La gatta, debilitata ma sempre accanto ai piccoli, viene aiutata dalla proprietaria di un negozio di fiori e finisce per essere adottata con tutta la cucciolata.
Aveva scelto un angolo riparato dietro un negozio di fiori per mettere al mondo i suoi quattro cuccioli. Sotto una copertura di lamiera, in una fredda mattina di primavera, una gatta randagia ha partorito e ha iniziato a occuparsi dei piccoli nonostante fosse molto magra e provata.
La proprietaria del negozio, Imani, l’ha notata dalla finestra della bottega e ha iniziato a seguirne i movimenti. Non conoscendo il suo vero nome, ha deciso di chiamarla Ma, abbreviazione di “Mama”.
Ma lascia il nido solo per cercare cibo
Nei giorni successivi, Ma si allontanava dai cuccioli soltanto per pochi minuti, il tempo necessario a procurarsi qualcosa da mangiare. Poi tornava nel vicolo e riprendeva posto accanto alla cucciolata.
Vedendo la situazione, Imani ha provato ad aiutarla sistemando vicino al muro un cesto rivestito con uno scialle, in modo da offrire alla gatta e ai piccoli un riparo più caldo e asciutto.
All’inizio, però, Ma non si è fidata e ha continuato a restare nel rifugio improvvisato scelto per il parto.
Un cucciolo scompare dal nido
La situazione si è complicata una mattina, quando nel nido erano rimasti soltanto tre gattini.
Ma ha iniziato a muoversi agitata nel vicolo, mentre Imani ha cercato il piccolo controllando dietro i bidoni e nelle aperture lungo la strada.

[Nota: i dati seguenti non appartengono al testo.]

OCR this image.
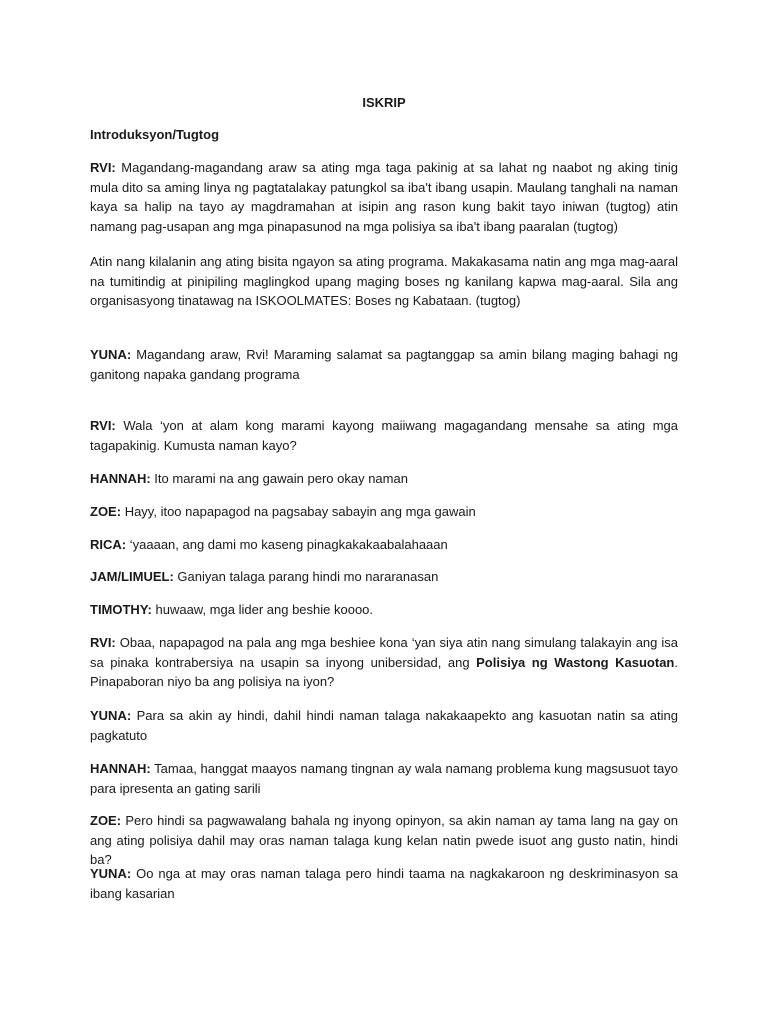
ISKRIP

Introduksyon/Tugtog

RVI: Magandang-magandang araw sa ating mga taga pakinig at sa lahat ng naabot ng aking tinig mula dito sa aming linya ng pagtatalakay patungkol sa iba't ibang usapin. Maulang tanghali na naman kaya sa halip na tayo ay magdramahan at isipin ang rason kung bakit tayo iniwan (tugtog) atin namang pag-usapan ang mga pinapasunod na mga polisiya sa iba't ibang paaralan (tugtog)

Atin nang kilalanin ang ating bisita ngayon sa ating programa. Makakasama natin ang mga mag-aaral na tumitindig at pinipiling maglingkod upang maging boses ng kanilang kapwa mag-aaral. Sila ang organisasyong tinatawag na ISKOOLMATES: Boses ng Kabataan. (tugtog)

YUNA: Magandang araw, Rvi! Maraming salamat sa pagtanggap sa amin bilang maging bahagi ng ganitong napaka gandang programa

RVI: Wala ‘yon at alam kong marami kayong maiiwang magagandang mensahe sa ating mga tagapakinig. Kumusta naman kayo?

HANNAH: Ito marami na ang gawain pero okay naman

ZOE: Hayy, itoo napapagod na pagsabay sabayin ang mga gawain

RICA: ‘yaaaan, ang dami mo kaseng pinagkakakaabalahaaan

JAM/LIMUEL: Ganiyan talaga parang hindi mo nararanasan

TIMOTHY: huwaaw, mga lider ang beshie koooo.

RVI: Obaa, napapagod na pala ang mga beshiee kona ‘yan siya atin nang simulang talakayin ang isa sa pinaka kontrabersiya na usapin sa inyong unibersidad, ang Polisiya ng Wastong Kasuotan. Pinapaboran niyo ba ang polisiya na iyon?

YUNA: Para sa akin ay hindi, dahil hindi naman talaga nakakaapekto ang kasuotan natin sa ating pagkatuto

HANNAH: Tamaa, hanggat maayos namang tingnan ay wala namang problema kung magsusuot tayo para ipresenta an gating sarili

ZOE: Pero hindi sa pagwawalang bahala ng inyong opinyon, sa akin naman ay tama lang na gay on ang ating polisiya dahil may oras naman talaga kung kelan natin pwede isuot ang gusto natin, hindi ba?

YUNA: Oo nga at may oras naman talaga pero hindi taama na nagkakaroon ng deskriminasyon sa ibang kasarian
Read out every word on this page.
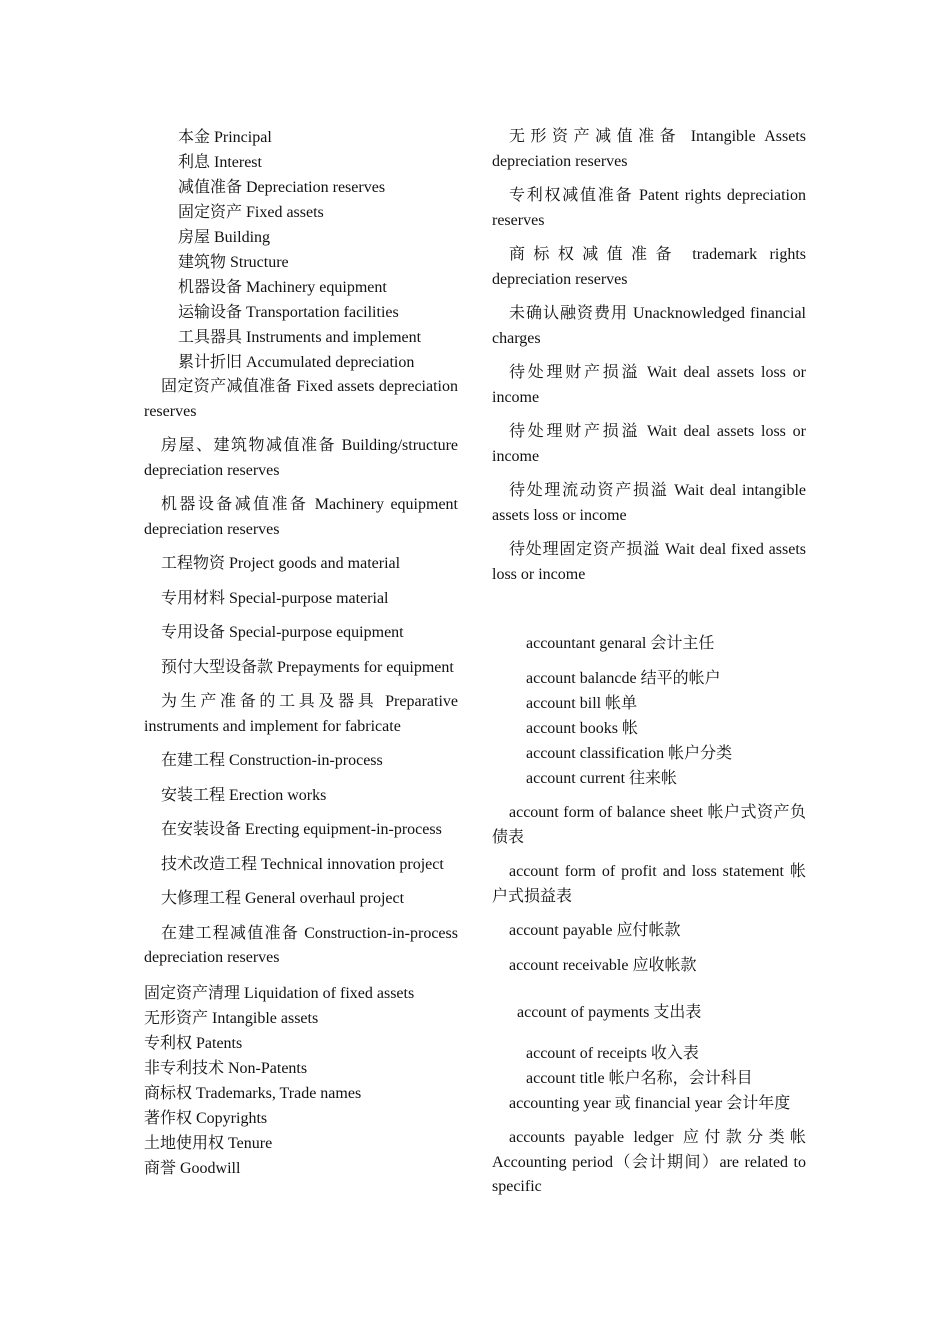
本金 Principal
利息 Interest
减值准备 Depreciation reserves
固定资产 Fixed assets
房屋 Building
建筑物 Structure
机器设备 Machinery equipment
运输设备 Transportation facilities
工具器具 Instruments and implement
累计折旧 Accumulated depreciation
固定资产减值准备 Fixed assets depreciation reserves
房屋、建筑物减值准备 Building/structure depreciation reserves
机器设备减值准备 Machinery equipment depreciation reserves
工程物资 Project goods and material
专用材料 Special-purpose material
专用设备 Special-purpose equipment
预付大型设备款 Prepayments for equipment
为生产准备的工具及器具 Preparative instruments and implement for fabricate
在建工程 Construction-in-process
安装工程 Erection works
在安装设备 Erecting equipment-in-process
技术改造工程 Technical innovation project
大修理工程 General overhaul project
在建工程减值准备 Construction-in-process depreciation reserves
固定资产清理 Liquidation of fixed assets
无形资产 Intangible assets
专利权 Patents
非专利技术 Non-Patents
商标权 Trademarks, Trade names
著作权 Copyrights
土地使用权 Tenure
商誉 Goodwill
无形资产减值准备 Intangible Assets depreciation reserves
专利权减值准备 Patent rights depreciation reserves
商标权减值准备 trademark rights depreciation reserves
未确认融资费用 Unacknowledged financial charges
待处理财产损溢 Wait deal assets loss or income
待处理财产损溢 Wait deal assets loss or income
待处理流动资产损溢 Wait deal intangible assets loss or income
待处理固定资产损溢 Wait deal fixed assets loss or income
accountant genaral 会计主任
account balancde 结平的帐户
account bill 帐单
account books 帐
account classification 帐户分类
account current 往来帐
account form of balance sheet 帐户式资产负债表
account form of profit and loss statement 帐户式损益表
account payable 应付帐款
account receivable 应收帐款
account of payments 支出表
account of receipts 收入表
account title 帐户名称，会计科目
accounting year 或 financial year 会计年度
accounts payable ledger 应付款分类帐 Accounting period（会计期间）are related to specific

Poco dopo è arrivato un debole miagolio. Il gattino, di colore grigio, si era infilato in una stretta fessura tra le pietre ed era rimasto intrappolato.
La proprietaria del negozio è riuscita a liberarlo con cautela. Ma, già accanto al punto in cui si trovava il piccolo, lo ha preso e lo ha riportato immediatamente dagli altri cuccioli.
Dopo quell’episodio, la gatta è rimasta per tre giorni quasi sempre all’interno del nido, senza allontanarsi.
La gatta randagia e i suoi piccoli entrano nel negozio
Con il passare del tempo, Ma ha iniziato a fidarsi maggiormente di Imani e ha accettato il cesto che le era stato preparato.
Successivamente, il negozio di fiori è diventato il rifugio stabile della gatta e della sua cucciolata. I quattro piccoli hanno recuperato peso e hanno iniziato a muoversi e giocare normalmente.
Alla fine Imani ha deciso di non separarli: ha tenuto con sé sia Ma sia tutti e quattro i gattini.
Nel racconto viene ricordato anche un breve scambio con un cliente. “È solo una randagia”, avrebbe osservato qualcuno. Imani avrebbe risposto: “No. È una madre. E questo è sacro.”